L’avviso di accertamento notificato dopo il termine di decadenza è nullo

Avv. Giuseppe Mappa


La CTP Salerno, con sentenza pubblicata giorni or sono, statuisce che, per quanto concerne i tributi locali, coesiste sia la decadenza che la prescrizione.

Pertanto, l’avviso di accertamento, anche se notificato nel termine di legge (31.12. del 5^ anno della annualità’ di riferimento) e’ illegittimo se lo stesso viene notificato\consegnato al contribuente dopo la scadenza del termine di decadenza.

Cio’ perche’ si e’ , comunque, formato il termine di prescrizione del credito e nulla puo’, quindi, essere richiesto dall’Ente Civico.

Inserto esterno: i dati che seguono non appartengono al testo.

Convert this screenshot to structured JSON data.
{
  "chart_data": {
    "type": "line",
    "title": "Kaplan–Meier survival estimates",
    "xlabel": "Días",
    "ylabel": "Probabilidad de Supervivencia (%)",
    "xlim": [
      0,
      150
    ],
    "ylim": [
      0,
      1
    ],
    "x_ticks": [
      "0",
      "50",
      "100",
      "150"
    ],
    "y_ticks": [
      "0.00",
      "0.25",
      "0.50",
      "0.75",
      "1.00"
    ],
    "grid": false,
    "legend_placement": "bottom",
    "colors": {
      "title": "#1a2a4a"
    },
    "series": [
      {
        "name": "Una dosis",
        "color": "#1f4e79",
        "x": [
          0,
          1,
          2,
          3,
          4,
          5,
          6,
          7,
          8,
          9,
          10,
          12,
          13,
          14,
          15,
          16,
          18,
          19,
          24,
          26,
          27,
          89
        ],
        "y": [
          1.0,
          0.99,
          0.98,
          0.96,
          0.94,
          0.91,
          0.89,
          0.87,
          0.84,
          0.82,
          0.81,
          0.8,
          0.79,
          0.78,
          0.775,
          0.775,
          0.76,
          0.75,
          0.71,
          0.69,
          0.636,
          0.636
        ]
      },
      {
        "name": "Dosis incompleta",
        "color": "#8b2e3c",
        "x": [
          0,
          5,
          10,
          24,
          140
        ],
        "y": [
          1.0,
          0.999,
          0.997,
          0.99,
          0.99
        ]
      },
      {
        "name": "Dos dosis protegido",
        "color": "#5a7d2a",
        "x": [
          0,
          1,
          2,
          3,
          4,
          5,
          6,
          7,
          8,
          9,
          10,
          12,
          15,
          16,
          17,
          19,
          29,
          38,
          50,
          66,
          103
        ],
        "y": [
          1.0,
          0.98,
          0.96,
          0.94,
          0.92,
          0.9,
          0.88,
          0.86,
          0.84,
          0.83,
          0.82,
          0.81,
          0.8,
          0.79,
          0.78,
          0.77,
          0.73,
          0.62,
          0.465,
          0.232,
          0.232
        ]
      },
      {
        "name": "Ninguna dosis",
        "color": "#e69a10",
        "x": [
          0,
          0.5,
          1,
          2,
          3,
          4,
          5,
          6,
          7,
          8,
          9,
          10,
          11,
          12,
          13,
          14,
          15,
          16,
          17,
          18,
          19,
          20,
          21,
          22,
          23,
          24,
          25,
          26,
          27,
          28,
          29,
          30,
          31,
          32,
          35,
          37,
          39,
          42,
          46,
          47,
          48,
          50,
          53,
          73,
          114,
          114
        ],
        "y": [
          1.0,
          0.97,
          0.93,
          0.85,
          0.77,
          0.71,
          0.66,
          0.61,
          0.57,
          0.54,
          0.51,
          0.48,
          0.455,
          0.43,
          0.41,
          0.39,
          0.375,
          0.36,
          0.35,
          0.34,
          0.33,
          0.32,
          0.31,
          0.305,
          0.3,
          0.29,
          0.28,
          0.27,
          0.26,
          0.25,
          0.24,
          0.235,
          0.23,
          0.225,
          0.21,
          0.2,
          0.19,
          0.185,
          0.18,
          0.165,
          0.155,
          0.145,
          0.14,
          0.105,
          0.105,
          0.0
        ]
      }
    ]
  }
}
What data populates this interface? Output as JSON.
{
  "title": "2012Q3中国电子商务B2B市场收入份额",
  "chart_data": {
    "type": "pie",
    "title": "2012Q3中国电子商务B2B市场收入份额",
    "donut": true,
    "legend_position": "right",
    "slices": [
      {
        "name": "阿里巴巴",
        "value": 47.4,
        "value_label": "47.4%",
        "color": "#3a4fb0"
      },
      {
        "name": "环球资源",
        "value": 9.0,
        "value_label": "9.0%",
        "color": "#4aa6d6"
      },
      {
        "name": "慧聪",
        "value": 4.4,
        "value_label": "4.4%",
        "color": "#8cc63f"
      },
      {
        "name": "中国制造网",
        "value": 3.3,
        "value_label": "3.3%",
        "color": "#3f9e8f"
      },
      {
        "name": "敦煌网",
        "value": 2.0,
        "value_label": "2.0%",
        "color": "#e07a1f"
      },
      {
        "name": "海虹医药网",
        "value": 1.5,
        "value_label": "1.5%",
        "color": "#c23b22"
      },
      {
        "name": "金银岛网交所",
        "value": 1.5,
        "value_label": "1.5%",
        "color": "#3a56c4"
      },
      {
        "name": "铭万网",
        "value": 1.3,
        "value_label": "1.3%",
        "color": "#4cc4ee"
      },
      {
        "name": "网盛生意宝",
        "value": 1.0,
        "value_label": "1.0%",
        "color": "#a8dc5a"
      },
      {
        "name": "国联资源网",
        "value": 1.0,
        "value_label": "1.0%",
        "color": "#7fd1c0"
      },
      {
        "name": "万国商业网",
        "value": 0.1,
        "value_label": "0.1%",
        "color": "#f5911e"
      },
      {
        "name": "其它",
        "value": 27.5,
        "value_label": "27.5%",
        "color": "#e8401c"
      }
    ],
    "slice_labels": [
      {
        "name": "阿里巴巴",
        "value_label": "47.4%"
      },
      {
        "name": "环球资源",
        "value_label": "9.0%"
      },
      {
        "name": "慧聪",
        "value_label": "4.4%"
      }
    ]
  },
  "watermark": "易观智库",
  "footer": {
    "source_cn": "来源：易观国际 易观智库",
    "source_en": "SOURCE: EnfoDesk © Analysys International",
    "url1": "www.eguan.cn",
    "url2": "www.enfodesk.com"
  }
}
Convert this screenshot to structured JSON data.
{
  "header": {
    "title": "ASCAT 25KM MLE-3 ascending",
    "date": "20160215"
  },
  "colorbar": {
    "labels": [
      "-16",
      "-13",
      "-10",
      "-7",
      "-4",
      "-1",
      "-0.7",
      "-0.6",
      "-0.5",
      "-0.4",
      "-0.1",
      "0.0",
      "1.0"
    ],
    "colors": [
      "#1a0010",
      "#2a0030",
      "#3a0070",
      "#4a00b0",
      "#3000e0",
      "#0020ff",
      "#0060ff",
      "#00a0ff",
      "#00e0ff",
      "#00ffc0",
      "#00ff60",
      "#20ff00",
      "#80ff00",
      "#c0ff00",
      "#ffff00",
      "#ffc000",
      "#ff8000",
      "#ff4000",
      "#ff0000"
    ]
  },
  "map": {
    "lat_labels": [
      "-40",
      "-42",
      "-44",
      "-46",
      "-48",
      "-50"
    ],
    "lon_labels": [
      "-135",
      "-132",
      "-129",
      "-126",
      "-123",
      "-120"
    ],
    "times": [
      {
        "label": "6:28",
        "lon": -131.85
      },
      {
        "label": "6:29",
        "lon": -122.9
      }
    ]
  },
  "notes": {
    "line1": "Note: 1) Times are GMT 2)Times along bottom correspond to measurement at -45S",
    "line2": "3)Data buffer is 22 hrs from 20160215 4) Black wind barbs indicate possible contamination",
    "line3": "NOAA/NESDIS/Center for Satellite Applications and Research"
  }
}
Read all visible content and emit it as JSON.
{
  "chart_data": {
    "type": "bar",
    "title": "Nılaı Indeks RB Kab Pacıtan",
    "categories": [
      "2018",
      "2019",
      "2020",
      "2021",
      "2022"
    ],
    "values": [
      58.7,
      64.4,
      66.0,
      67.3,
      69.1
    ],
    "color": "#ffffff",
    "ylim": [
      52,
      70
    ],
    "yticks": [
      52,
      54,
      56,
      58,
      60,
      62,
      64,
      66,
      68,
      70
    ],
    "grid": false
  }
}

La decisione conferma la inapplicabilita’ del c.d. principio della scissione della notifica agli avvisi di accertamento degli Enti locali. 
In tal senso anche altre decisioni emesse dalla stessa Commissione Provinciale e Regionale, nonche’ dalla Commissione Provinciale di Caserta.


Testo della sentenza 
Commissione Tributaria Provinciale di Salerno n. 120 del 14.01.2021

MOTIVAZIONE

XXXXXXX impugnava avviso di accertamento n. XXXdel XXXXX Dicembre 2019, notificato in data 17 gennaio 2020 dalla XXXX s.r.l. per conto de l Comune di XXXXXa ed avente ad oggetto il pagamento della tassa rifiuti relativa all’anno 2013, importo euro XXXX.
Eccepiva l’avvenuta prescrizione quinquennale del credito e concludeva per l’annullamento dell’atto impugnato con vittoria delle spese di lite .—————–

Radicatasi la lite si costituiva in giudizio la XXXXXX e rilevava che in realtà trattavasi di omessa/infedele denuncia.

Il termine per la presentazione della denuncia è fissato al venti gennaio dell’anno successivo a quello al quale è riferibile il tributo;

Nel caso in esame quindi il termine per adempiere scadeva il 20 gennaio 2014.
Orbene la legge finanziaria 2007 stabilisce che il relativo avviso di accertamento deve essere notificato entro il quinto anno successivo a quello in cui la dichiarazione o il versamento doveva essere effettuato.

Poiché la raccomandata era stata affidata alle poste entro l’anno 2019, non si era verificata alcuna decadenza, secondo il noto principio della scissione degli effetti della notifica.

Concludeva per il rigetto del ricorso con vittoria di spese e competenze di lite, da attribuirsi al procuratore antistatario.

MOTIVI DELLA DECISIONE

Osserva la Commissione che il tributo “de qua” è certamente soggetto al termine di decadenza indicato dall’Ente resistente, ma è soggetto anche al termine di prescrizione quinquennale previsto dal Codice civile, il quale comincia a decorrere da l momento in cui il diritto può essere azionato; cioè nel caso in esame da…..
Ne consegue che alla data di emissione dell’atto impugnato (6 dicembre 2019) il termine di prescrizione si era già interamente consumato, anche perché in tema di diritto sostanziale non opera la scissione degli effetti della notifica. Pertanto il ricorso deve essere accolto. Ragioni di giustizia sostanziale inducono alla completa compensazione delle spese.

P.Q.M.

La Commissione accoglie il ricorso. Spese compensate.